Two blocks off of Holloway is 501 Oakwood, emblematic of the kind of problem the Cleveland-Holloway neighborhood is trying to deal with - and in my mind, a better target for the city's largess than funding businesses to do new construction.
501 Oakwood was among the earliest built in the part of the Cleveland-Holloway neighborhood north of Holloway St - built between 1907 and 1913. This area with its rolling topography, was not as attractive for development until the relatively flat areas along Main, Liberty, Holloway, Dillard, Cleveland, and, a bit later, Roxboro, had been developed.

Above, the Sanborn Map of this portion of the neighborhood, 1913. 501 Oakwood is marked with the red dot.
When the entire southwest portion of this neighborhood was demolished in the 1960s, the neighborhood had been on a slow economic decline - many of the large houses turned into rooming houses or showing signs of deferred maintenance.
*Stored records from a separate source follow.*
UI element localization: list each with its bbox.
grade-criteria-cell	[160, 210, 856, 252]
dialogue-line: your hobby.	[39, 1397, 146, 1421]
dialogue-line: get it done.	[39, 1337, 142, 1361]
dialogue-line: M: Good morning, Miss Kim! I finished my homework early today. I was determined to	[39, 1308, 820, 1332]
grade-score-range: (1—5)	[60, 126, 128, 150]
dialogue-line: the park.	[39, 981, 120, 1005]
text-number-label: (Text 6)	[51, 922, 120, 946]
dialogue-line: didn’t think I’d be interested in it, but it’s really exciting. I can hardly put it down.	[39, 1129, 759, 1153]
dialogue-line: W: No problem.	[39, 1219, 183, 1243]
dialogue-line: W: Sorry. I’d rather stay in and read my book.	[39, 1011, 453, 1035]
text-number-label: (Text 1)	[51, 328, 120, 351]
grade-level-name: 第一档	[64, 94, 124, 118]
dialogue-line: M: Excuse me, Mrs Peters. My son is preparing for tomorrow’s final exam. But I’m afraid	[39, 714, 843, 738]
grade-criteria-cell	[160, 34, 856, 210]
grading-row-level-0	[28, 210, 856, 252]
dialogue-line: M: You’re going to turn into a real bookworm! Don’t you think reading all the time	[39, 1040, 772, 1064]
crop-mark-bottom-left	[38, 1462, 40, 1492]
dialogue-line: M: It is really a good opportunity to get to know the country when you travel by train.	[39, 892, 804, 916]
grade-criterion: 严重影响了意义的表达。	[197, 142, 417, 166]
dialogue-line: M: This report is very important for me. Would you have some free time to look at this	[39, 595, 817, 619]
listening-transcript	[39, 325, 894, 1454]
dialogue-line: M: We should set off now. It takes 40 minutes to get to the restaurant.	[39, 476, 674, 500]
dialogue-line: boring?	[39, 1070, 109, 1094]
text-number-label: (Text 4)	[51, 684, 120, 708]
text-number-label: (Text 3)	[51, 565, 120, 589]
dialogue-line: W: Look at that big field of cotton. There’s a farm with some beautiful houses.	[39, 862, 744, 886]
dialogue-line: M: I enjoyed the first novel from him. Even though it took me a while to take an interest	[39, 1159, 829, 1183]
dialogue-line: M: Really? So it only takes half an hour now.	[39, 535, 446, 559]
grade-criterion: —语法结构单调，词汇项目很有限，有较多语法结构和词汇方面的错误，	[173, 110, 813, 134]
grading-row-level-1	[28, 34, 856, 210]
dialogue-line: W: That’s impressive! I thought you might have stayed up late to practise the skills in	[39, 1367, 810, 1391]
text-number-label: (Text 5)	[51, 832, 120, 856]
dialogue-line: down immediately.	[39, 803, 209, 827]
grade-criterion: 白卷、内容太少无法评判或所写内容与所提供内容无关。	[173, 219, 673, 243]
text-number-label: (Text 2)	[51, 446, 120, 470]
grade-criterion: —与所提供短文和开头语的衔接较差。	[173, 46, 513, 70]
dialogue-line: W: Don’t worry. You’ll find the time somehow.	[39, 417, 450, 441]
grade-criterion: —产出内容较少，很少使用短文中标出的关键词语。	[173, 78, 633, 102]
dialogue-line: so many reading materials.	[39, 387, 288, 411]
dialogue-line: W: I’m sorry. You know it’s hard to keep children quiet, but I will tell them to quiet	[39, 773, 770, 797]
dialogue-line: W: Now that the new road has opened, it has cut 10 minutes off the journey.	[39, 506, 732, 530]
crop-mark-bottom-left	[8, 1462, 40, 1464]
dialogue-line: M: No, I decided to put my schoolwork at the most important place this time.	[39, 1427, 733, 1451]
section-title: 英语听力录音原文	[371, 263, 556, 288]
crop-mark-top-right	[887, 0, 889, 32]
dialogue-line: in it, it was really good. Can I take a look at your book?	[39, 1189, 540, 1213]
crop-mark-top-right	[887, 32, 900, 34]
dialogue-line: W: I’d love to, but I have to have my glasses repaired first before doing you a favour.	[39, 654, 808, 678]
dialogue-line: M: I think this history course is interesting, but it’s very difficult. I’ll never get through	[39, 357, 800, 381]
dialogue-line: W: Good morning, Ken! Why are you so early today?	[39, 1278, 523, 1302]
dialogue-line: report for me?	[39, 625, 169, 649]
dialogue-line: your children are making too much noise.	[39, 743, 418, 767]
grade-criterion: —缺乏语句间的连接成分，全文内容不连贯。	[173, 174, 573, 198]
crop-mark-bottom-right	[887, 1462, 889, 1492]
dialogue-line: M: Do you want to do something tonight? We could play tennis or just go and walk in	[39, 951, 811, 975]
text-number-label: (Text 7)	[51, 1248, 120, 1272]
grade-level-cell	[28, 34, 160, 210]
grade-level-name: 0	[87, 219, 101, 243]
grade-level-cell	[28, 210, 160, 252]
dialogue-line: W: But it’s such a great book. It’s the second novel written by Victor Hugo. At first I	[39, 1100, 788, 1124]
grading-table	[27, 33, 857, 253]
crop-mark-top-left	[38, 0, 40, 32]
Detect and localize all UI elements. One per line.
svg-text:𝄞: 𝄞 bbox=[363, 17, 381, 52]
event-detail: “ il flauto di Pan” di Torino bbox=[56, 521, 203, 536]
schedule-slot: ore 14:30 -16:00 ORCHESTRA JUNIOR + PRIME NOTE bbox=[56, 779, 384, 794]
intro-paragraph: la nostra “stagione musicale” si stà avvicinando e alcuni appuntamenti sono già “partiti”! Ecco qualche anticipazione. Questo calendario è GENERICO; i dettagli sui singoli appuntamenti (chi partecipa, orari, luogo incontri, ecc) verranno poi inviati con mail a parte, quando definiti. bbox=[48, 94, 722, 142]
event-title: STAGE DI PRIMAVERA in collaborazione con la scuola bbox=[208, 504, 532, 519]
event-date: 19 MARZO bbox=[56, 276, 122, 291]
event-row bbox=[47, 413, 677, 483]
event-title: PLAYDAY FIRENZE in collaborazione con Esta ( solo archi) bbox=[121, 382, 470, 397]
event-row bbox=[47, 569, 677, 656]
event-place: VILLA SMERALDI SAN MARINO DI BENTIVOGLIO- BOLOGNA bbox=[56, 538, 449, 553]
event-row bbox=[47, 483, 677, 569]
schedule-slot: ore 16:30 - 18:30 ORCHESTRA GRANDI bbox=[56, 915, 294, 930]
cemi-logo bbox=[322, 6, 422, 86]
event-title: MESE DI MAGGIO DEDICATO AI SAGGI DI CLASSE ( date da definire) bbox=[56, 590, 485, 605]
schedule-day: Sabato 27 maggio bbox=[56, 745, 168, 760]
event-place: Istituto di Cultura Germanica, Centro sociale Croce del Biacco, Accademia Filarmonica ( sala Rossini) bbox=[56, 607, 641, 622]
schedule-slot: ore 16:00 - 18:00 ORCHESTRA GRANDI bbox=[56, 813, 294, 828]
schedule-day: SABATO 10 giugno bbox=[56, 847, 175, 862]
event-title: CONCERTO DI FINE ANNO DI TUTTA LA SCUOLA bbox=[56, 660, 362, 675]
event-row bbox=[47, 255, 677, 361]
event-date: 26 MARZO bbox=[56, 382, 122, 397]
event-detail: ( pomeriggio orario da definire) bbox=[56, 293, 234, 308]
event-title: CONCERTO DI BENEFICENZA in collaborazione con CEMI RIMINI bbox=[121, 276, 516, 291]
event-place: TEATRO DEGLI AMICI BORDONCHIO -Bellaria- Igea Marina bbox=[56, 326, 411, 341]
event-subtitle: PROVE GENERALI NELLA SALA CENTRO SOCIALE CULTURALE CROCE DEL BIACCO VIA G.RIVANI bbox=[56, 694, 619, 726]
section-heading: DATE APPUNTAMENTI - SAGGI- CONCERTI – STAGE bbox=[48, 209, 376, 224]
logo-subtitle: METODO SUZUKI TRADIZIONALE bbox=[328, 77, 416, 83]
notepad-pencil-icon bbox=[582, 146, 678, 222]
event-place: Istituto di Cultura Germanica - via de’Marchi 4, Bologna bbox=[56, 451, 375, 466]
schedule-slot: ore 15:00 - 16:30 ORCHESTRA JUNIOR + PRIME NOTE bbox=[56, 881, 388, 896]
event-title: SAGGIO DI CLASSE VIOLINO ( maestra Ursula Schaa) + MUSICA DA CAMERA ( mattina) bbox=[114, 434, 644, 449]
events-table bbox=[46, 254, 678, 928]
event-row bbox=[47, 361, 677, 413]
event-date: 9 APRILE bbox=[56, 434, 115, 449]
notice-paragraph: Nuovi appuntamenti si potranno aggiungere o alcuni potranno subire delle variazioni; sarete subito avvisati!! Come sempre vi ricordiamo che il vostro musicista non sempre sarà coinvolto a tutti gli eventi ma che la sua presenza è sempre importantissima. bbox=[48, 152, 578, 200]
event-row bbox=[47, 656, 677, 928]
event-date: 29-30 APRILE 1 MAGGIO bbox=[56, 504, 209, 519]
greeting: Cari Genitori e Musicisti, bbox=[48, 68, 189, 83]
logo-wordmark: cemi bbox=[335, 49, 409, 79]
Urban renewal was a good dose of strychnine to the ailing patient.
Despite this, the remaining neighborhood north of Holloway remained stable for a number of years - primarily due to the owner-occupancy of an older generation that remembered the neighborhood from an earlier era.
Here is 501 Oakwood, sometime during the 1970s.

Looking west.
The neighborhood has had an increasingly rougher time over the past 20 years, as that generation passed on. More and more houses boarded up, drugs, violence, etc.
501 Oakwood is a symptom of that problem - abandoned for way too long and with foundation issues, it deserves renovation. Unfortunately, the person with that vision has to step forward now - as in by Friday - because NIS has their bulldozers revved, ready to pop the clutch.

501 Oakwood, looking west, 2007.

501 Oakwood and 503 Oakwood (which unfortunately was just gutted and the windows removed)
This is one of those sagas in the housing world of Durham. I finally managed to track down the 'owner' of this house a few months ago - an elderly man in Hillsborough and his grown children in Asheville, who told me that they had donated it to the Mary E. Wilson Foundation for a home for at-risk women. They promptly sold it off/gave it to a ne'er do well woman who said she is a contractor. She stated at the housing appeals board meeting that she was planning to fix it up for a shelter for victims of some sort. I was present at that meeting with multiple neighbors, who beseeched the housing board and NIS not to tear it down. Gray Dawson was utterly exasperated by the thought of a repair-only order, but the housing appeals board listened to the neighborhood. Only the 'contractor' was lying, because earlier that day, she had already sold it to an owner of multiple rooming houses in the neighborhood who thought he would do the same with this house.
He hasn't gotten around to it.
Supposedly, this house was going to be sold to a realtor/developer who had signed a memorandum of understanding with NIS. But he backed out. So now NIS, understandably impatient, wants to get this over with and tear the thing down.
Unfortunately, that penalizes the neighbors, who clearly want to save the house, more than anyone.
Word on the street - because Preservation Durham didn't tell me about it - is that PD needs $16,000 by Friday to - ? purchase the house - and save it from demolition. I don't know any more details, but if you want to save an extremely important structure in Cleveland-Holloway, I'd get in touch with Preservation Durham ASAP. Their number is (919) 682-3036.
Update 3:05pm: NIS now reports:
Have some news that might be encouraging. The owner for 501 Oakwood came in today and was granted an extension till Aug 31 to bring in a MOU.
MOU is a "Memorandum of Understanding", which is an agreement between owner and NIS to repair the house. I would not be confident that this means anything except a temporary delay. Neighbors encountered the owner out on the street today saying "want to buy a house? Make a great deal.."
As I've mentioned before, we simply don't have enough tools in our policy arsenal to deal with this problem - and I can respect that problem. How do you get an owner to repair? I'm not convinced that NIS has a culture that would respect the community's wishes, even if it had better tools though. As one woman was told by NIS earlier today, per her report, "[501 Oakwood is] long overdue to be demolished." This is what keeps NIS from exploring more creative, realistic ways to make this happen in the short-term, and instead has them focusing on things like 'property deconstruction' as a 'solution'.
Update: 10/2/2010
I must admit, the thought that there would still be a house for me to write an update about on this lot in 2010 seemed like a remote possibility 3 years ago. Happily, the house is under renovation, and has been purchased by a couple to be owner occupied later this year.